Everything New is Old

As you’ve likely gathered, I’ve been away for a week. Out of the country, actually. This morning, the radio kindly informed me that, while I was gone, the Conservative party made a series of announcements and declared themselves “green.” (Clever of them to wait until I wasn’t looking to spring this stuff. Not sure how they got their hands on my travel plans, but I’ll find out.)

“Good,” I thought. Then, I looked into the details. “#$@%,” I thought.

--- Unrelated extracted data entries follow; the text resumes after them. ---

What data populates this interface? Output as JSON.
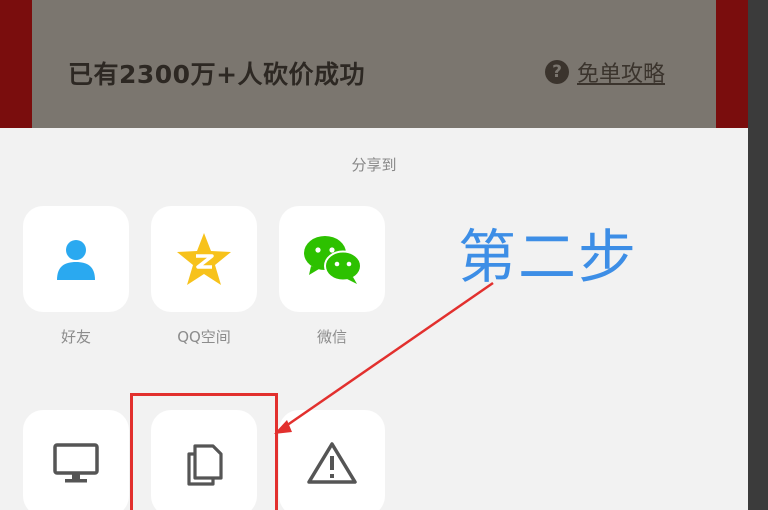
{
  "background_page": {
    "headline": "已有2300万+人砍价成功",
    "guide_link": "免单攻略",
    "help_icon_glyph": "?"
  },
  "share_sheet": {
    "title": "分享到",
    "row1": [
      {
        "label": "好友",
        "icon": "person-icon"
      },
      {
        "label": "QQ空间",
        "icon": "qzone-star-icon"
      },
      {
        "label": "微信",
        "icon": "wechat-icon"
      }
    ],
    "row2": [
      {
        "label": "",
        "icon": "monitor-icon"
      },
      {
        "label": "",
        "icon": "copy-icon"
      },
      {
        "label": "",
        "icon": "warning-icon"
      }
    ]
  },
  "annotation": {
    "step_text": "第二步",
    "text_color": "#3d8ee6",
    "box_color": "#e2302e"
  },
  "colors": {
    "qq_blue": "#2aa9f0",
    "qzone_yellow": "#f7c21b",
    "wechat_green": "#2dc100",
    "icon_gray": "#555555"
  }
}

Turns out, there were two main announcements. The first announcement came on Wednesday, with a $230-million investment in “clean energy” research. (Those of you keeping score at home will note that that amounts to 16% of the $1.4-billion of our tax dollars that go to the oil and gas industry which, by the way, really doesn’t need it.) This sounds like a great idea at first, until you realize that the Conservatives have defined “clean” as “coal and oil.” I’m not going to dignify that with any further analysis.

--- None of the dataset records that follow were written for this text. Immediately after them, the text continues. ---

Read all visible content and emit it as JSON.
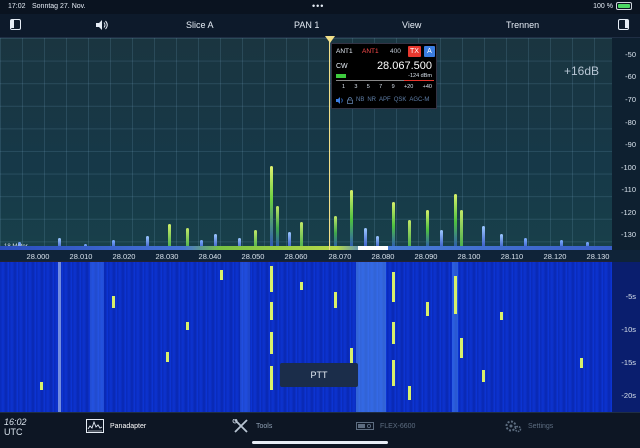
{
  "status_bar": {
    "time": "17:02",
    "date": "Sonntag 27. Nov.",
    "dots": "•••",
    "battery_percent": "100 %",
    "battery_level": 1.0
  },
  "nav": {
    "left_toggle_icon": "sidebar-left-icon",
    "speaker_icon": "speaker-icon",
    "slice": "Slice A",
    "pan": "PAN 1",
    "view": "View",
    "disconnect": "Trennen",
    "right_toggle_icon": "sidebar-right-icon"
  },
  "spectrum": {
    "db_ticks": [
      "-50",
      "-60",
      "-70",
      "-80",
      "-90",
      "-100",
      "-110",
      "-120",
      "-130"
    ],
    "offset_label": "+16dB",
    "band_label": "18 Meter",
    "freq_ticks": [
      "28.000",
      "28.010",
      "28.020",
      "28.030",
      "28.040",
      "28.050",
      "28.060",
      "28.070",
      "28.080",
      "28.090",
      "28.100",
      "28.110",
      "28.120",
      "28.130"
    ]
  },
  "slice_flag": {
    "rx_antenna": "ANT1",
    "tx_antenna": "ANT1",
    "filter_width": "400",
    "tx_badge": "TX",
    "slice_letter": "A",
    "mode": "CW",
    "frequency": "28.067.500",
    "signal_dbm": "-124 dBm",
    "meter_scale": [
      "1",
      "3",
      "5",
      "7",
      "9",
      "+20",
      "+40"
    ],
    "flags": [
      "NB",
      "NR",
      "APF",
      "QSK",
      "AGC-M"
    ],
    "volume_icon": "speaker-icon",
    "lock_icon": "lock-icon"
  },
  "waterfall": {
    "time_ticks": [
      "-5s",
      "-10s",
      "-15s",
      "-20s"
    ],
    "ptt_label": "PTT"
  },
  "tabbar": {
    "clock": "16:02",
    "clock_zone": "UTC",
    "tabs": [
      {
        "label": "Panadapter",
        "icon": "panadapter-icon",
        "active": true
      },
      {
        "label": "Tools",
        "icon": "tools-icon",
        "active": false
      },
      {
        "label": "FLEX-6600",
        "icon": "radio-icon",
        "active": false
      },
      {
        "label": "Settings",
        "icon": "gear-icon",
        "active": false
      }
    ]
  },
  "colors": {
    "accent": "#3b7de0",
    "tx_red": "#e8382f",
    "tuning_line": "#f2e08a",
    "waterfall_signal": "#d8f06a"
  }
}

The second announcement regarded energy rebates for home retrofits. Again, a good idea that has been masterfully neutered. With the Conservative plan, all you have to do is pay for an energy audit ($200-$300), then pay for the renovations to your home (say, $1000 and upwards), then apply and wait for your rebate while you hold off the credit card company. Somehow, I don’t predict long line ups for this one. Better than nothing, but not much help to people who don’t have thousands of dollars lying around, or who don’t own their homes.

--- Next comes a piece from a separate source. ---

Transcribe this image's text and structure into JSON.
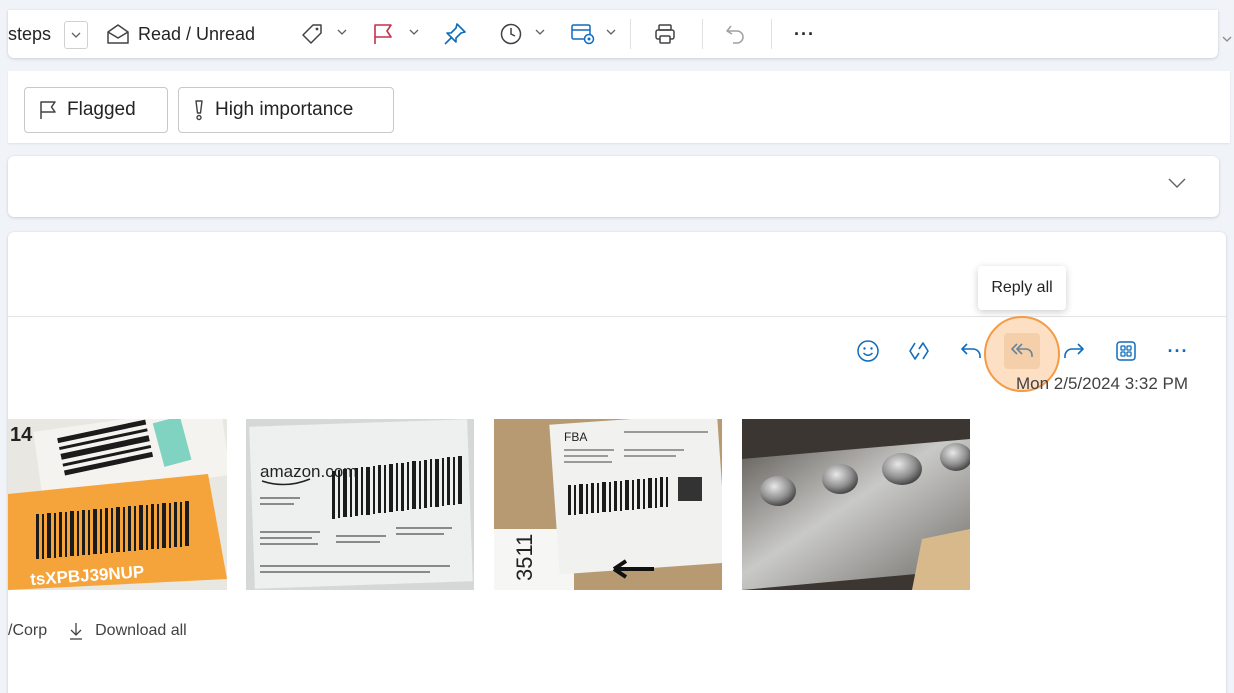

The really amazing thing about these two plans is that one year ago when “Canada’s Newest Government Ever!” took power, better versions of both these ideas already existed, and were then promptly eliminated. In fact, Stephen Harper’s government has frozen or killed more than a dozen climate-change programs since they took office, including the EnerGuide program.

Of course, those programs were also not enough, and saw Canada’s greenhouse gas emissions rise by 24% through to 2004, and more since then. If these ideas are “green,” it’s because they’re really old and stuff has started growing on them. It’s past time for more than positioning, Harper.